Bunların partilerinin grup başkanvekillerinden birinin (Engin Altay) efsanevi sözünü hatırlıyorsunuz değil mi?
"Bu hükümet" demişti, "dünyanın en doğru işini bile yapsa bizim bu hükümeti alkışlayacak hâlimiz yok!"
Hakkını teslim edelim, dedikleri gibi de yaptılar. Hatta "alkışlamamak"şöyle dursun, gündüz gözüyle akıl almaz çamur attılar. Marmaray için bile ilk günden "Su sızdırıyor, güvenilmez..." dediler, ötesi var mı? Gerçi sonra da "O proje aslında Ecevit'indi" dediler...
Hülasa, AK Parti iktidara geldiği günden beri birçok genel başkan değiştirdiler ama kara çalma tarzlarını değiştirmediler.
Hiçbir şey bulamadıklarında fabrikasyona yani tezvirata başvurdular. Baktılar ki sosyal medya marifetiyle beklediklerinin de üzerinde randıman alıyorlar işi hepten yalan dolana vurdular.
İçlerinde en uyanıkları da AK Parti'nin yaptığı metroları bile kendisinin yaptığını iddia edecek kadar kaptırıp gitti. İşin garibi, sosyolojilerini öyle mankurtlaştırdılar ki bu sersem sepet iddiayı bile sorgulayamaz oldular.

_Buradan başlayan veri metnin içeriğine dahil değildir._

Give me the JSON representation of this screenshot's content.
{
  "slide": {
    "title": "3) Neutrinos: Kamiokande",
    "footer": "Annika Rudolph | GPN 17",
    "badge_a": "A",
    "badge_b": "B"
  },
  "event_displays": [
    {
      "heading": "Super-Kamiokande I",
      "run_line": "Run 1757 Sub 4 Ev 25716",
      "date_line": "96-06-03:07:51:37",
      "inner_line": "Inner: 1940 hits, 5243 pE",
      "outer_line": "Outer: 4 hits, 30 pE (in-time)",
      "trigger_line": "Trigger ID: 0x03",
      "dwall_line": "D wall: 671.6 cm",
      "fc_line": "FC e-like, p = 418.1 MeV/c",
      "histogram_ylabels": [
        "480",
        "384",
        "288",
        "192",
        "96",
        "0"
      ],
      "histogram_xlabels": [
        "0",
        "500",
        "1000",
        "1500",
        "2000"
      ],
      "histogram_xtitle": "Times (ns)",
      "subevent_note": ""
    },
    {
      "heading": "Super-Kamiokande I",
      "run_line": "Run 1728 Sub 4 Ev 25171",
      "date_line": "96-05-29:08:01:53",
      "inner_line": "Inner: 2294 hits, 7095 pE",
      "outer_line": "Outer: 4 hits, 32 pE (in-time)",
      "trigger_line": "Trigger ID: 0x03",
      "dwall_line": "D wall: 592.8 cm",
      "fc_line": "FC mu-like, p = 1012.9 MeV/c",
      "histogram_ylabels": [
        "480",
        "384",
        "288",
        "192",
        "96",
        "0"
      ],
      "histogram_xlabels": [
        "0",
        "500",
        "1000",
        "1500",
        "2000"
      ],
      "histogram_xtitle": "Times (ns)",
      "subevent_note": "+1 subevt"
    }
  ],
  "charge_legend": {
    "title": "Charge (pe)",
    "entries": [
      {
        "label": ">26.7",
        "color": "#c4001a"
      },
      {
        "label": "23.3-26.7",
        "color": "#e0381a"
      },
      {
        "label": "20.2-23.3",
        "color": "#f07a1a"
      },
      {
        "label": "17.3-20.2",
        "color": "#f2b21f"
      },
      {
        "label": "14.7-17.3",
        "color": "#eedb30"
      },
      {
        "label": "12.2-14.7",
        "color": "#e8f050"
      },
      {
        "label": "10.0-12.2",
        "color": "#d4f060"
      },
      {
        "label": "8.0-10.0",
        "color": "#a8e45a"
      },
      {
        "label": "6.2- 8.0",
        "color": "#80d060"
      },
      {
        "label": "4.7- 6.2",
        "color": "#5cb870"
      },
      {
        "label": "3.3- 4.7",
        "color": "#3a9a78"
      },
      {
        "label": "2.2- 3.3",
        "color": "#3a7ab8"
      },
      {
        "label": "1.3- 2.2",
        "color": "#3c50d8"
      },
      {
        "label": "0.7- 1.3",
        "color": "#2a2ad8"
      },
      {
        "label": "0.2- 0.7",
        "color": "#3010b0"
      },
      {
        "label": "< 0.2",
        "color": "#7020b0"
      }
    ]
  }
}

Zaten "Bi dakika arkadaş, böyle muhalefet olmaz!" yollu itiraz edenlerin de "Muhalefete muhalefet yapılmaz!" diyerek ağzını kapattılar.
Özellikle son yıllarda da işleri gayet tıkırında gidiyordu. Lakin en sonunda Bolu Belediye Başkanları Tanju Özcan'a tosladılar.
Tosladılar dedim ama görünmez kaza misali değil, Tanju göstere göstere geldi.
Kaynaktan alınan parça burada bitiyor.